Best Practice: Max Treedepth During Warmup

Hi everybody,

I’ve been fitting a large model using NUTS. I find that the maximum treedepth is often exceeded during the warmup stage, for example, reaching treedepths of 17 and 18. Obviously, this makes running the model exceedingly slow.

Surprisingly, I notice the model doesn’t need a large treedepth when sampling - the treedepth never exceeds 11 during sampling. This suggests to me that the posterior geometry is ‘well behaved’, but it seems that NUTS is having some trouble adapting.

What would be best practice in this case? Perhaps limiting the treedepth to a reasonable during warmup, but not during sampling? Though, this could lead to worse adaptation. I’m not sure what reparameterisations could be helpful for this case.

Cheers :)

1 Like

Hi and welcome. A couple of things to will help folks troubleshoot your problem here:
Can you post the model? And the model call to run it?
Can you share a snippet of the data (for running)? Or fake data for folks to play with?
Is this in R? Python? and if so what versions?
Does the model run with fake data and known parameters? And can you recover those parameters?


1 Like

If the sampling behavior after the warmup phase is fine then there are two possible problems. The first is that the geometry outside of the target typical set is nasty and Stan’s dynamic Hamiltonian Monte Carlo sampler has to really work with long trajectories to get through that nastiness and find the target typical set. The other is that the default tuning of the step size and inverse metric elements are poor and the early exploration of the target typical set that informs the adaptation is necessarily slow.

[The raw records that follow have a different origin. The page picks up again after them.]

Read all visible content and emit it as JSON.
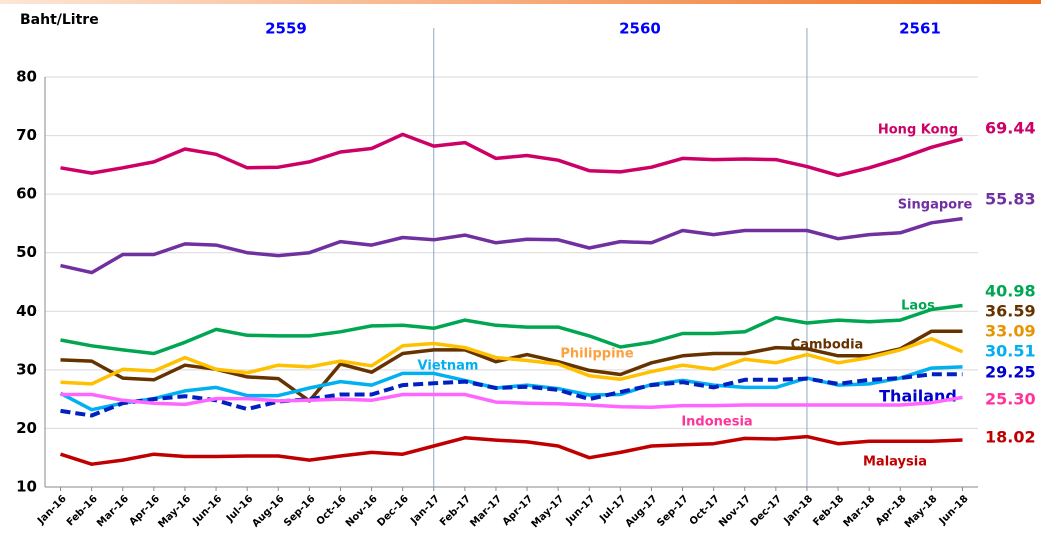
{
  "chart_data": {
    "type": "line",
    "y_label": "Baht/Litre",
    "annotations": [
      "2559",
      "2560",
      "2561"
    ],
    "categories": [
      "Jan-16",
      "Feb-16",
      "Mar-16",
      "Apr-16",
      "May-16",
      "Jun-16",
      "Jul-16",
      "Aug-16",
      "Sep-16",
      "Oct-16",
      "Nov-16",
      "Dec-16",
      "Jan-17",
      "Feb-17",
      "Mar-17",
      "Apr-17",
      "May-17",
      "Jun-17",
      "Jul-17",
      "Aug-17",
      "Sep-17",
      "Oct-17",
      "Nov-17",
      "Dec-17",
      "Jan-18",
      "Feb-18",
      "Mar-18",
      "Apr-18",
      "May-18",
      "Jun-18"
    ],
    "ylim": [
      10,
      80
    ],
    "yticks": [
      10,
      20,
      30,
      40,
      50,
      60,
      70,
      80
    ],
    "grid": true,
    "series": [
      {
        "name": "Hong Kong",
        "color": "#cc0066",
        "dashed": false,
        "value_labels_end": "69.44",
        "values": [
          64.5,
          63.6,
          64.5,
          65.5,
          67.7,
          66.8,
          64.5,
          64.6,
          65.5,
          67.2,
          67.8,
          70.2,
          68.2,
          68.8,
          66.1,
          66.6,
          65.8,
          64,
          63.8,
          64.6,
          66.1,
          65.9,
          66,
          65.9,
          64.7,
          63.2,
          64.5,
          66.1,
          68,
          69.44
        ]
      },
      {
        "name": "Singapore",
        "color": "#7030a0",
        "dashed": false,
        "value_labels_end": "55.83",
        "values": [
          47.8,
          46.6,
          49.7,
          49.7,
          51.5,
          51.3,
          50,
          49.5,
          50,
          51.9,
          51.3,
          52.6,
          52.2,
          53,
          51.7,
          52.3,
          52.2,
          50.8,
          51.9,
          51.7,
          53.8,
          53.1,
          53.8,
          53.8,
          53.8,
          52.4,
          53.1,
          53.4,
          55.1,
          55.83
        ]
      },
      {
        "name": "Laos",
        "color": "#00a651",
        "dashed": false,
        "value_labels_end": "40.98",
        "values": [
          35.1,
          34.1,
          33.4,
          32.8,
          34.7,
          36.9,
          35.9,
          35.8,
          35.8,
          36.5,
          37.5,
          37.6,
          37.1,
          38.5,
          37.6,
          37.3,
          37.3,
          35.8,
          33.9,
          34.7,
          36.2,
          36.2,
          36.5,
          38.9,
          38,
          38.5,
          38.2,
          38.5,
          40.3,
          40.98
        ]
      },
      {
        "name": "Cambodia",
        "color": "#663300",
        "dashed": false,
        "value_labels_end": "36.59",
        "values": [
          31.7,
          31.5,
          28.6,
          28.3,
          30.8,
          30.1,
          28.8,
          28.5,
          24.7,
          31,
          29.6,
          32.8,
          33.4,
          33.4,
          31.4,
          32.6,
          31.4,
          29.9,
          29.2,
          31.2,
          32.4,
          32.8,
          32.8,
          33.8,
          33.6,
          32.4,
          32.4,
          33.6,
          36.59,
          36.59
        ]
      },
      {
        "name": "Philippine",
        "color": "#ffc000",
        "dashed": false,
        "value_labels_end": "33.09",
        "values": [
          27.9,
          27.6,
          30.1,
          29.8,
          32.1,
          30.1,
          29.5,
          30.8,
          30.5,
          31.5,
          30.7,
          34.1,
          34.5,
          33.8,
          32.1,
          31.6,
          31,
          29,
          28.4,
          29.7,
          30.8,
          30.1,
          31.8,
          31.2,
          32.6,
          31.2,
          32.1,
          33.4,
          35.3,
          33.09
        ]
      },
      {
        "name": "Vietnam",
        "color": "#00b0f0",
        "dashed": false,
        "value_labels_end": "30.51",
        "values": [
          26,
          23.2,
          24.3,
          25.1,
          26.4,
          27,
          25.6,
          25.6,
          26.9,
          28,
          27.4,
          29.4,
          29.4,
          28.2,
          26.9,
          27.4,
          26.8,
          25.7,
          25.8,
          27.5,
          28.2,
          27.4,
          27,
          27,
          28.6,
          27.4,
          27.6,
          28.6,
          30.3,
          30.51
        ]
      },
      {
        "name": "Thailand",
        "color": "#0020c0",
        "dashed": true,
        "value_labels_end": "29.25",
        "values": [
          23,
          22.2,
          24.3,
          25,
          25.5,
          24.8,
          23.3,
          24.6,
          25,
          25.8,
          25.8,
          27.4,
          27.7,
          28,
          26.9,
          27.1,
          26.6,
          25,
          26.2,
          27.4,
          27.9,
          27,
          28.3,
          28.3,
          28.5,
          27.6,
          28.3,
          28.6,
          29.25,
          29.25
        ]
      },
      {
        "name": "Indonesia",
        "color": "#ff66ff",
        "dashed": false,
        "value_labels_end": "25.30",
        "values": [
          25.8,
          25.8,
          24.8,
          24.3,
          24.1,
          25.1,
          25.1,
          24.7,
          24.8,
          25,
          24.8,
          25.8,
          25.8,
          25.8,
          24.5,
          24.3,
          24.2,
          24,
          23.7,
          23.6,
          23.9,
          23.9,
          24,
          24,
          24,
          24,
          24,
          24,
          24.4,
          25.3
        ]
      },
      {
        "name": "Malaysia",
        "color": "#c00000",
        "dashed": false,
        "value_labels_end": "18.02",
        "values": [
          15.6,
          13.9,
          14.6,
          15.6,
          15.2,
          15.2,
          15.3,
          15.3,
          14.6,
          15.3,
          15.9,
          15.6,
          17,
          18.4,
          18,
          17.7,
          17,
          15,
          15.9,
          17,
          17.2,
          17.4,
          18.3,
          18.2,
          18.6,
          17.4,
          17.8,
          17.8,
          17.8,
          18.02
        ]
      }
    ]
  }
}
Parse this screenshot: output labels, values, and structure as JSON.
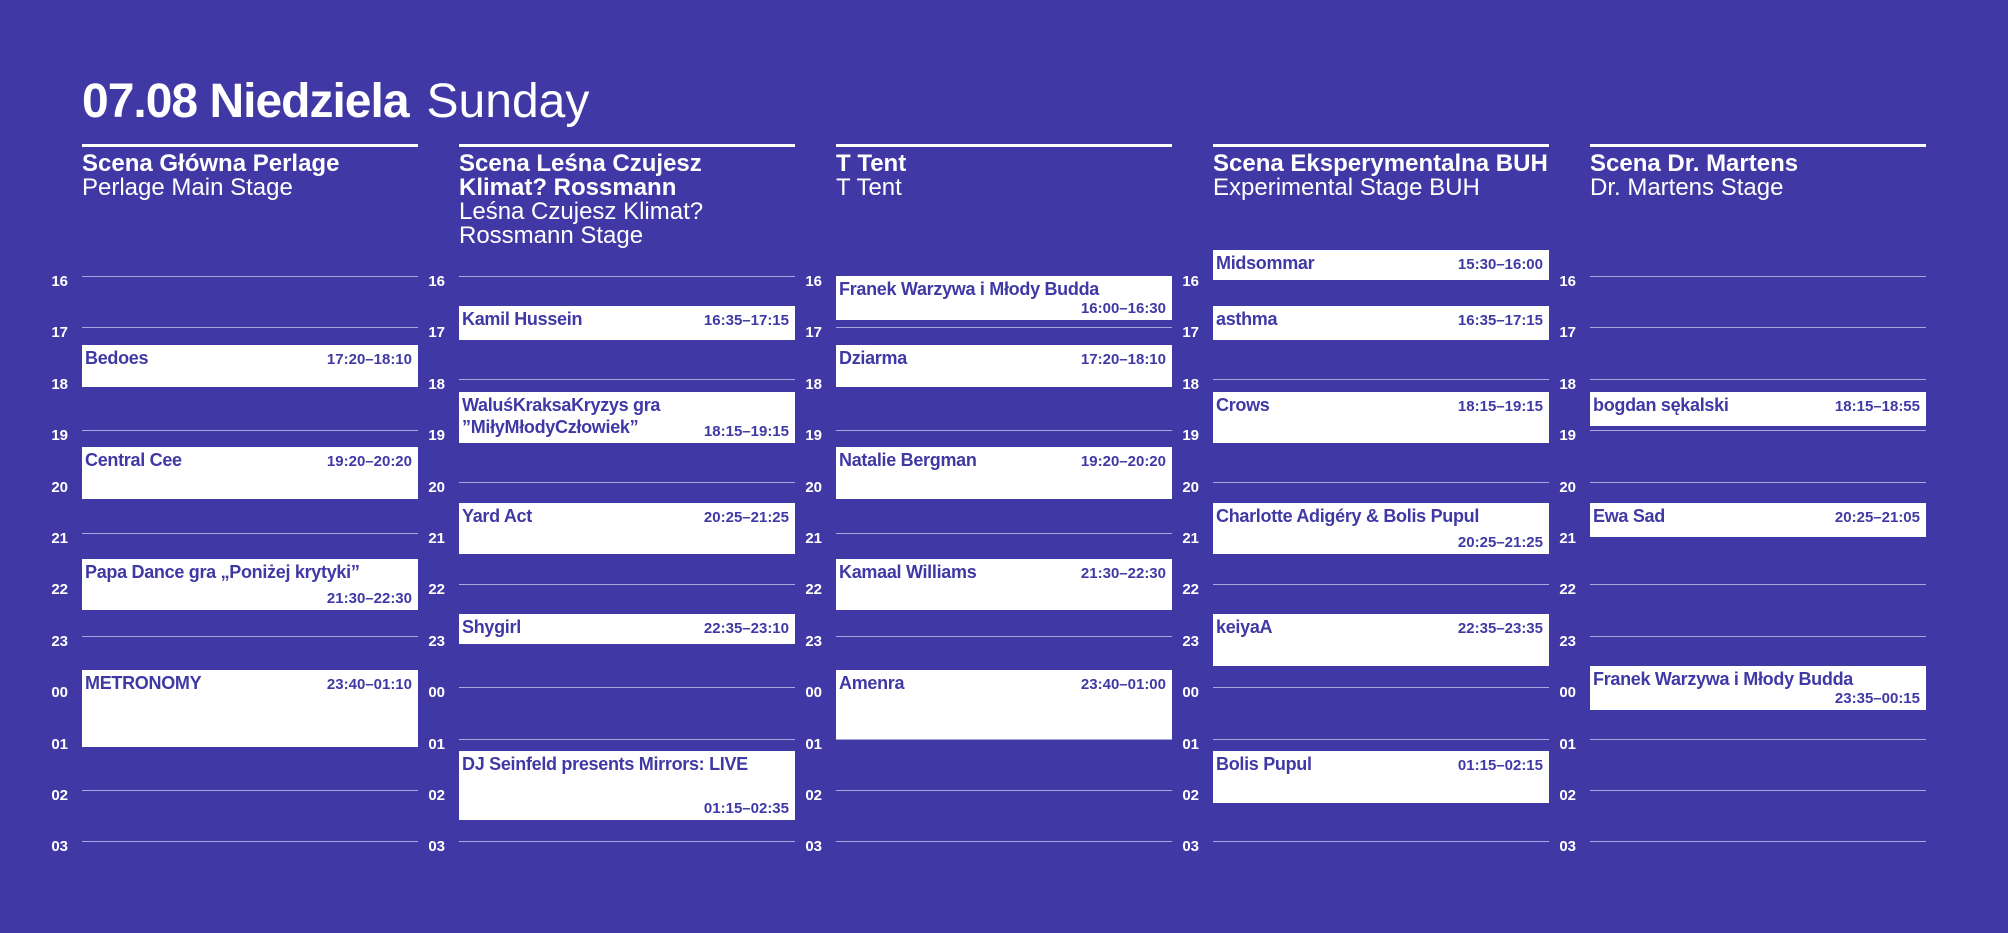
{
  "header": {
    "date_pl": "07.08 Niedziela",
    "day_en": "Sunday"
  },
  "colors": {
    "background": "#4039a5",
    "block": "#ffffff",
    "text_on_block": "#4039a5",
    "grid_line": "#aaa6dc"
  },
  "hours": [
    "16",
    "17",
    "18",
    "19",
    "20",
    "21",
    "22",
    "23",
    "00",
    "01",
    "02",
    "03"
  ],
  "stages": [
    {
      "name_pl": "Scena Główna Perlage",
      "name_en": "Perlage Main Stage",
      "events": [
        {
          "name": "Bedoes",
          "time": "17:20–18:10"
        },
        {
          "name": "Central Cee",
          "time": "19:20–20:20"
        },
        {
          "name": "Papa Dance gra „Poniżej krytyki”",
          "time": "21:30–22:30"
        },
        {
          "name": "METRONOMY",
          "time": "23:40–01:10"
        }
      ]
    },
    {
      "name_pl": "Scena Leśna Czujesz Klimat? Rossmann",
      "name_en": "Leśna Czujesz Klimat? Rossmann Stage",
      "events": [
        {
          "name": "Kamil Hussein",
          "time": "16:35–17:15"
        },
        {
          "name": "WaluśKraksaKryzys gra ”MiłyMłodyCzłowiek”",
          "time": "18:15–19:15"
        },
        {
          "name": "Yard Act",
          "time": "20:25–21:25"
        },
        {
          "name": "Shygirl",
          "time": "22:35–23:10"
        },
        {
          "name": "DJ Seinfeld presents Mirrors: LIVE",
          "time": "01:15–02:35"
        }
      ]
    },
    {
      "name_pl": "T Tent",
      "name_en": "T Tent",
      "events": [
        {
          "name": "Franek Warzywa i Młody Budda",
          "time": "16:00–16:30"
        },
        {
          "name": "Dziarma",
          "time": "17:20–18:10"
        },
        {
          "name": "Natalie Bergman",
          "time": "19:20–20:20"
        },
        {
          "name": "Kamaal Williams",
          "time": "21:30–22:30"
        },
        {
          "name": "Amenra",
          "time": "23:40–01:00"
        }
      ]
    },
    {
      "name_pl": "Scena Eksperymentalna BUH",
      "name_en": "Experimental Stage BUH",
      "events": [
        {
          "name": "Midsommar",
          "time": "15:30–16:00"
        },
        {
          "name": "asthma",
          "time": "16:35–17:15"
        },
        {
          "name": "Crows",
          "time": "18:15–19:15"
        },
        {
          "name": "Charlotte Adigéry & Bolis Pupul",
          "time": "20:25–21:25"
        },
        {
          "name": "keiyaA",
          "time": "22:35–23:35"
        },
        {
          "name": "Bolis Pupul",
          "time": "01:15–02:15"
        }
      ]
    },
    {
      "name_pl": "Scena Dr. Martens",
      "name_en": "Dr. Martens Stage",
      "events": [
        {
          "name": "bogdan sękalski",
          "time": "18:15–18:55"
        },
        {
          "name": "Ewa Sad",
          "time": "20:25–21:05"
        },
        {
          "name": "Franek Warzywa i Młody Budda",
          "time": "23:35–00:15"
        }
      ]
    }
  ]
}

What does the distribution of inverse metric elements look like? If there are strong variations then it would help to rescale your parameters so that the posterior lengthscales are more uniform and the initial tuning is less bad.


Hi Mike,

Thanks for your response.

In my case, I found when looking at the elements of the (diagonal) inverse mass matrix, the values spanned several orders of magnitude. Rescaling parameters with mass matrix values far from the common values (e.g., multiply and dividing by constants) significantly improved the adaptation and reduced the treedepths required during warmup.